Add Oracle SQL/PGQ support to Awesome-Text2GQL by ayoubmoussaid · Pull Request #68 · ldbc/Text2GraphQuery-DataGen

ayoubmoussaid · 2026-06-22T16:24:03Z

Summary

This PR adds Oracle SQL/PGQ support to Awesome-Text2GQL and introduces tooling to translate, validate, compare, and export Oracle SQL/PGQ datasets from Text2GQL-Bench.

The main goals are:

Convert framework/TuGraph-style schemas into Oracle SQL/PGQ artifacts.
Translate supported Cypher/GQL-like benchmark queries into Oracle SQL/PGQ GRAPH_TABLE queries.
Validate translated queries against Oracle Database.
Compare Oracle SQL/PGQ results with Neo4j Cypher results for the same benchmark records.
Export only validated Oracle SQL/PGQ records where Oracle and Neo4j results match.
Document the Oracle SQL/PGQ generation workflow and dataset preparation workflow.
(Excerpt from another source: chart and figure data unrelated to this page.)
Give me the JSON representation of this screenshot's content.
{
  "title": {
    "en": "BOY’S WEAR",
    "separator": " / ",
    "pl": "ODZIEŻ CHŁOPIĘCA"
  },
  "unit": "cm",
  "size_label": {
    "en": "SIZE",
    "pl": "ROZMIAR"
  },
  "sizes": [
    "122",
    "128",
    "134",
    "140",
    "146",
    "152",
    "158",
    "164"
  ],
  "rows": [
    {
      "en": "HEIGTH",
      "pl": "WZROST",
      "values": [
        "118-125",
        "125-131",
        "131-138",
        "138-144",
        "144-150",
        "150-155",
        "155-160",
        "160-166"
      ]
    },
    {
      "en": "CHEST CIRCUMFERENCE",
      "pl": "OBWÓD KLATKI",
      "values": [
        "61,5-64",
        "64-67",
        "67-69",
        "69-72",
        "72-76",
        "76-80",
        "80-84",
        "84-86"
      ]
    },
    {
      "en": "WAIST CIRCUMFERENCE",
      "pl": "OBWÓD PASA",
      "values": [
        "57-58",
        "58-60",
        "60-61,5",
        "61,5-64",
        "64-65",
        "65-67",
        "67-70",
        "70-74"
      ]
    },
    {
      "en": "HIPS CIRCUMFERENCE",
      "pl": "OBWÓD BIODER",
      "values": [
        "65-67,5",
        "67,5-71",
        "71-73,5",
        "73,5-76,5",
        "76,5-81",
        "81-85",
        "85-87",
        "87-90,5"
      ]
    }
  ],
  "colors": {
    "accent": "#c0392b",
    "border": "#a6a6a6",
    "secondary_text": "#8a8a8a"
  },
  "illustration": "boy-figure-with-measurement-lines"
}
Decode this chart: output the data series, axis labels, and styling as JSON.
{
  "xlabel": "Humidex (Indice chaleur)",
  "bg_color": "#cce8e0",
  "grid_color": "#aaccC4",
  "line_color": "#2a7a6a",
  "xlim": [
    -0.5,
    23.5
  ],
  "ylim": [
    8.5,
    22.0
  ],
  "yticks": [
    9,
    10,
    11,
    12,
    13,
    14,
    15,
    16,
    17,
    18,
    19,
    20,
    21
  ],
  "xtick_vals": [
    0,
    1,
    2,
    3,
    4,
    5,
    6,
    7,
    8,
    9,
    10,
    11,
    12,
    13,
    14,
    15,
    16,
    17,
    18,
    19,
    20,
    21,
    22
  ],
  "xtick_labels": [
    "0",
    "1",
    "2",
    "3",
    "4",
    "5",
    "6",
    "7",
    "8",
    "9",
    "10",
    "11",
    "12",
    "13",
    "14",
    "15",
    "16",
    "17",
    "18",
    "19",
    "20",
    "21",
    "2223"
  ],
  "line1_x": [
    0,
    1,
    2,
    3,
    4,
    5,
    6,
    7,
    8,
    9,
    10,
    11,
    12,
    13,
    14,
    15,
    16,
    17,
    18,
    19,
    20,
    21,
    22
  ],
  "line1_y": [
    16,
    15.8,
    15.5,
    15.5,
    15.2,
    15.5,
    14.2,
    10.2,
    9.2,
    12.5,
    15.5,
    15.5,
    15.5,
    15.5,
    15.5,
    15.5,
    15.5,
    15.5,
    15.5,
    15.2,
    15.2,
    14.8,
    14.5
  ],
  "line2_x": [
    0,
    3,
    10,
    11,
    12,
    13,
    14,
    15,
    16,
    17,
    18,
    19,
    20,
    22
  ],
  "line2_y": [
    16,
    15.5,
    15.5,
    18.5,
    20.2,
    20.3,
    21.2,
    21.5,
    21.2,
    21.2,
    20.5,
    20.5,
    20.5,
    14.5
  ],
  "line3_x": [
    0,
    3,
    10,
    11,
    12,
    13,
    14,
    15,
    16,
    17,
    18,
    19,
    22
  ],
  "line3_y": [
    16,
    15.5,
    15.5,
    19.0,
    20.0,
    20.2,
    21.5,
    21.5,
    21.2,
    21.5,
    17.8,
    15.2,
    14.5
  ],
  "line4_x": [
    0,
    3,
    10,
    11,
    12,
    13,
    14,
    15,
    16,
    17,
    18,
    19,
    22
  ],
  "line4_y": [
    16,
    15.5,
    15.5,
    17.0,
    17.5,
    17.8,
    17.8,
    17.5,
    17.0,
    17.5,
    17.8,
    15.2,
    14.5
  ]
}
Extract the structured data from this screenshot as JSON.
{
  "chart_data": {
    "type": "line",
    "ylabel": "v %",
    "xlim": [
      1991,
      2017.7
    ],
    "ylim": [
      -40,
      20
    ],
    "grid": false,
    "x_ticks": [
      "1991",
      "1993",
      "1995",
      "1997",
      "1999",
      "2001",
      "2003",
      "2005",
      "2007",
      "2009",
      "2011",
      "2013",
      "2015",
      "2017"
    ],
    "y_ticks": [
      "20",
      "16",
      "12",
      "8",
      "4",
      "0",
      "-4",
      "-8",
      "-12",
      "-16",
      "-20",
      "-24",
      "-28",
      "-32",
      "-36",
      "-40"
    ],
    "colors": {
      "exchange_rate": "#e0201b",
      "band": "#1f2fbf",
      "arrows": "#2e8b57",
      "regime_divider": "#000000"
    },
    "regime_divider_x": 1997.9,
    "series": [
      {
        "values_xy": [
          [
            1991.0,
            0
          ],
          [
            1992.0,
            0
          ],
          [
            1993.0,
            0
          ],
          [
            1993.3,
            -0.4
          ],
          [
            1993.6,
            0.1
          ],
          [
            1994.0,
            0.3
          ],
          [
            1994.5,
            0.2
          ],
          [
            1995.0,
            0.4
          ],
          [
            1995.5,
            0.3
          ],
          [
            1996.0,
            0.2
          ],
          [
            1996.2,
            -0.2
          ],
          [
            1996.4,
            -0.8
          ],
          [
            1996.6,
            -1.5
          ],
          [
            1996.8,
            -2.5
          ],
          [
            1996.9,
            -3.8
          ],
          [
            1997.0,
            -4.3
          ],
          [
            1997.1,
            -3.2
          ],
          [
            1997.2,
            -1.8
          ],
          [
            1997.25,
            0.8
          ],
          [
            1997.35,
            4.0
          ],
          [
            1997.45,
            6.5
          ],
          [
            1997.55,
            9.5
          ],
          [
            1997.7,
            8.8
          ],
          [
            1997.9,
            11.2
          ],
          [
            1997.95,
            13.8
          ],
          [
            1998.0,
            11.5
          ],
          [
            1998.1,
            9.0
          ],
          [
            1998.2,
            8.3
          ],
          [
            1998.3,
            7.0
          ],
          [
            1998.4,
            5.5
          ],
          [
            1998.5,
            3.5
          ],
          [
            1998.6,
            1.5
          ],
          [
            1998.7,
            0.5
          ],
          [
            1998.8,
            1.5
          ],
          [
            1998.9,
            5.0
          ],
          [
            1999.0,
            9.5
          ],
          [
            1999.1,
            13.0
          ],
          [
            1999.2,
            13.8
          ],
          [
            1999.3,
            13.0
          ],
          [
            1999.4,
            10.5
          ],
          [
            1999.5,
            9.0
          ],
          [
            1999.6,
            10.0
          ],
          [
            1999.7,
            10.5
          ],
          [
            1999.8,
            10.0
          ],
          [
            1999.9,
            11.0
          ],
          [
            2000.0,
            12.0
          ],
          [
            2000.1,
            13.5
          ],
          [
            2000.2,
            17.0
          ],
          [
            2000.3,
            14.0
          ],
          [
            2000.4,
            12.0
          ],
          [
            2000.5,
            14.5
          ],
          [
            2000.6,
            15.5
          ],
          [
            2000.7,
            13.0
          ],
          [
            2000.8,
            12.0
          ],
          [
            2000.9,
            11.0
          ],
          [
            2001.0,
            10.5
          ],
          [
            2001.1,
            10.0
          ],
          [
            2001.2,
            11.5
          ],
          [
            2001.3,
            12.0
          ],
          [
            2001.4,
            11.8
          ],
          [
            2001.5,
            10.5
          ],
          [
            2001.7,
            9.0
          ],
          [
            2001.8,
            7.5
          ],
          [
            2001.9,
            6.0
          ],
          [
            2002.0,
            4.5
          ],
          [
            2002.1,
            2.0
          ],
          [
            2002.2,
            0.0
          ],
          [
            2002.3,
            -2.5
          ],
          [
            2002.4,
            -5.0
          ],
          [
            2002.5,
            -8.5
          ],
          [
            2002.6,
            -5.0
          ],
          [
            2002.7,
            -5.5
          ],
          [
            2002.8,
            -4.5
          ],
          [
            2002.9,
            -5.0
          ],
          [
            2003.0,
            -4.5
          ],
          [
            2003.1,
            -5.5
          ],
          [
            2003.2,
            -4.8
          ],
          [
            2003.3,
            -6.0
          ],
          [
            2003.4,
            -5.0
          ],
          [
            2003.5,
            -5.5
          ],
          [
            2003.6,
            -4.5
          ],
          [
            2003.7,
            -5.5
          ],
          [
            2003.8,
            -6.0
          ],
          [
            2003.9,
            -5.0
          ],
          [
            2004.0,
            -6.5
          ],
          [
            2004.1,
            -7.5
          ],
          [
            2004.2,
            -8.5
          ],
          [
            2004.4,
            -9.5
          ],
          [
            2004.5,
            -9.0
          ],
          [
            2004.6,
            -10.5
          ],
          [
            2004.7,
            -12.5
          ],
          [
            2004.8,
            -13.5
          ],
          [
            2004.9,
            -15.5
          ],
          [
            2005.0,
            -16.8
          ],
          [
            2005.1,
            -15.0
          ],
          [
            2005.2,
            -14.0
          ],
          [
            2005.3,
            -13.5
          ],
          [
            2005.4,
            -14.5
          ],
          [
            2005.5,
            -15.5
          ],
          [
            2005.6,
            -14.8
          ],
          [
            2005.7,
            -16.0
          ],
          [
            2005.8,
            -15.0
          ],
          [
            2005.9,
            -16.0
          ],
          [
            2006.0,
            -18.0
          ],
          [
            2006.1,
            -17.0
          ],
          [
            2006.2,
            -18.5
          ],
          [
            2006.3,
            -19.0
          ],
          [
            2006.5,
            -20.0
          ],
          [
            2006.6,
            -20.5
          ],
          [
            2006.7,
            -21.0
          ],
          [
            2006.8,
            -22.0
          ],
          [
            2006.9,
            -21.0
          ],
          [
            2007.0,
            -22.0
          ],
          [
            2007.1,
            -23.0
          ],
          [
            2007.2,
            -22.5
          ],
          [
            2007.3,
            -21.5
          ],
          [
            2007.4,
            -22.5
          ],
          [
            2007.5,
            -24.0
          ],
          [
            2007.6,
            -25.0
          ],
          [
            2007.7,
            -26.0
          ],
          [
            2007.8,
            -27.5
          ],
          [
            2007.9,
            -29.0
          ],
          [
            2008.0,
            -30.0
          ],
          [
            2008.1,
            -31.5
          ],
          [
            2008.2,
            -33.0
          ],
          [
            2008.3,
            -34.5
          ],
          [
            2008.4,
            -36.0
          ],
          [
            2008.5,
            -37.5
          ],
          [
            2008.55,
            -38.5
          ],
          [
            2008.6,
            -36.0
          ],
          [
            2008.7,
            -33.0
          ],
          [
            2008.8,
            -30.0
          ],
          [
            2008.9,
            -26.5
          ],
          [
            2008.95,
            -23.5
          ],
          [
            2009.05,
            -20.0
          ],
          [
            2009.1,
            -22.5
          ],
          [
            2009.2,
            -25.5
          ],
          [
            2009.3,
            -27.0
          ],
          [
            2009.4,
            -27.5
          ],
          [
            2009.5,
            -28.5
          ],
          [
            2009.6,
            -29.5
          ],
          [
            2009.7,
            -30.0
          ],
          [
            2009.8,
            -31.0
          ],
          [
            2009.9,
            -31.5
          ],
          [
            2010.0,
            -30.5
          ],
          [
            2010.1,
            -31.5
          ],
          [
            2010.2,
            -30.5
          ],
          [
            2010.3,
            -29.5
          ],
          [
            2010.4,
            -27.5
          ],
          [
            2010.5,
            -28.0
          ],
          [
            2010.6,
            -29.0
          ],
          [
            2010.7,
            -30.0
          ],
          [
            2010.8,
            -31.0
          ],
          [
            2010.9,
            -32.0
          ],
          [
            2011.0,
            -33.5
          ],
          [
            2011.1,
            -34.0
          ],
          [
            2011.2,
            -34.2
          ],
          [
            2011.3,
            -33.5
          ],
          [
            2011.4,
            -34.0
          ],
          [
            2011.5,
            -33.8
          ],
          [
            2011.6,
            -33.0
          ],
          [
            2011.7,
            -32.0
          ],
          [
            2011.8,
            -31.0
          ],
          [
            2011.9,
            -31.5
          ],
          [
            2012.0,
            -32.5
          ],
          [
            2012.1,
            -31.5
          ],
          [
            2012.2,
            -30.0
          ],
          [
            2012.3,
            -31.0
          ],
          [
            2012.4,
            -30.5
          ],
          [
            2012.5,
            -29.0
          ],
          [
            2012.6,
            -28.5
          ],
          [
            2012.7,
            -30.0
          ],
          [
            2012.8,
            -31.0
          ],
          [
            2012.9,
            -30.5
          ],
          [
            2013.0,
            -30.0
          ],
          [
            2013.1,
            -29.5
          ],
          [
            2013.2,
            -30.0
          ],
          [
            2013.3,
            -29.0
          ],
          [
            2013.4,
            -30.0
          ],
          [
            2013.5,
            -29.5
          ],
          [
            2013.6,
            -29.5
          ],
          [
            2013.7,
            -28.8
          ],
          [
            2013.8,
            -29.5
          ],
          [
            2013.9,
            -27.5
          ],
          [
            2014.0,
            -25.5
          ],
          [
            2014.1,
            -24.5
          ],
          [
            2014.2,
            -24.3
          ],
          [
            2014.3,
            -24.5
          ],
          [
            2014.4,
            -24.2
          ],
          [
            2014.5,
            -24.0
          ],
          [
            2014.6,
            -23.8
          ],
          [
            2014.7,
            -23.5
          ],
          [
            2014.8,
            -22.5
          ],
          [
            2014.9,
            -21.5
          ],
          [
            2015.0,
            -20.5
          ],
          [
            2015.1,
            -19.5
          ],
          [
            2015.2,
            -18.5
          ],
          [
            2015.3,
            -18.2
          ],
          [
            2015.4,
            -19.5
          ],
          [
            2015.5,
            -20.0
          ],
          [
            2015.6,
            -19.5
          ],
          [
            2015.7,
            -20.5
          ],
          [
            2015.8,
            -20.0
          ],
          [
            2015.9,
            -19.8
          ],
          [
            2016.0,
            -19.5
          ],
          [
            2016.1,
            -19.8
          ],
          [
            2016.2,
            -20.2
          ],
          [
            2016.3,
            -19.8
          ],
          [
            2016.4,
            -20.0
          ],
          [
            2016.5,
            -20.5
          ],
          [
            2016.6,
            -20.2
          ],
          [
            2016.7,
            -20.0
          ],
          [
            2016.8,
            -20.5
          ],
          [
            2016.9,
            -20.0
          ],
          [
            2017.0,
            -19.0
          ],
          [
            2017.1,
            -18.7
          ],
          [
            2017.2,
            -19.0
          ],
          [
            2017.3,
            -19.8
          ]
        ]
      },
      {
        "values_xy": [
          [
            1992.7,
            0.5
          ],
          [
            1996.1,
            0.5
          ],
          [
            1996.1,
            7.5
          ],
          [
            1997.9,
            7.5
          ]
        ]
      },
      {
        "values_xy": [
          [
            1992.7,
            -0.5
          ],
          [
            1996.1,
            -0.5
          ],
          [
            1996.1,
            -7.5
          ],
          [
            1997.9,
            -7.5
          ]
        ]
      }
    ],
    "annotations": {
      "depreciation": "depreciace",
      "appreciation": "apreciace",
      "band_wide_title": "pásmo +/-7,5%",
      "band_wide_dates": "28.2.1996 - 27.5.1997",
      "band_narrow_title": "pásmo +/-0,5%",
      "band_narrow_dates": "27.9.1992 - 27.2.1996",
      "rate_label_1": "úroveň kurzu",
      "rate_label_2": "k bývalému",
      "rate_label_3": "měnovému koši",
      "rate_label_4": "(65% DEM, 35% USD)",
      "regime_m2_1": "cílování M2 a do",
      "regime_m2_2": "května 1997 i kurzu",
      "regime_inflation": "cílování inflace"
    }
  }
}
New Dataset with only valid Oracle SQL/PGQ queries added is available at Text2GQL-Dataset

What Changed

Oracle SQL/PGQ implementation

Added Oracle SQL/PGQ support under app/impl/oracle_sqlpgq/, including:

Schema conversion from framework/TuGraph-style graph schemas to Oracle relational tables and property graph DDL.
Oracle SQL/PGQ query translation from Graph-IL.
Oracle SQL/PGQ AST visitor support.
Oracle DB client integration using python-oracledb.
Template-based Oracle SQL/PGQ corpus generation.
Query generalization and corpus combination utilities.
SQL/PGQ helper utilities.

Dataset preparation utilities

Added dataset_prep/ scripts for working with the published Text2GQL-Bench dataset:

Discover benchmark query files and graph import configs.
Translate Cypher/GQL-like records to Oracle SQL/PGQ.
Optionally validate translated SQL/PGQ against Oracle.
Analyze translation and runtime failures.
Compare Oracle SQL/PGQ results with Neo4j results.
Export validated Oracle SQL/PGQ dataset records.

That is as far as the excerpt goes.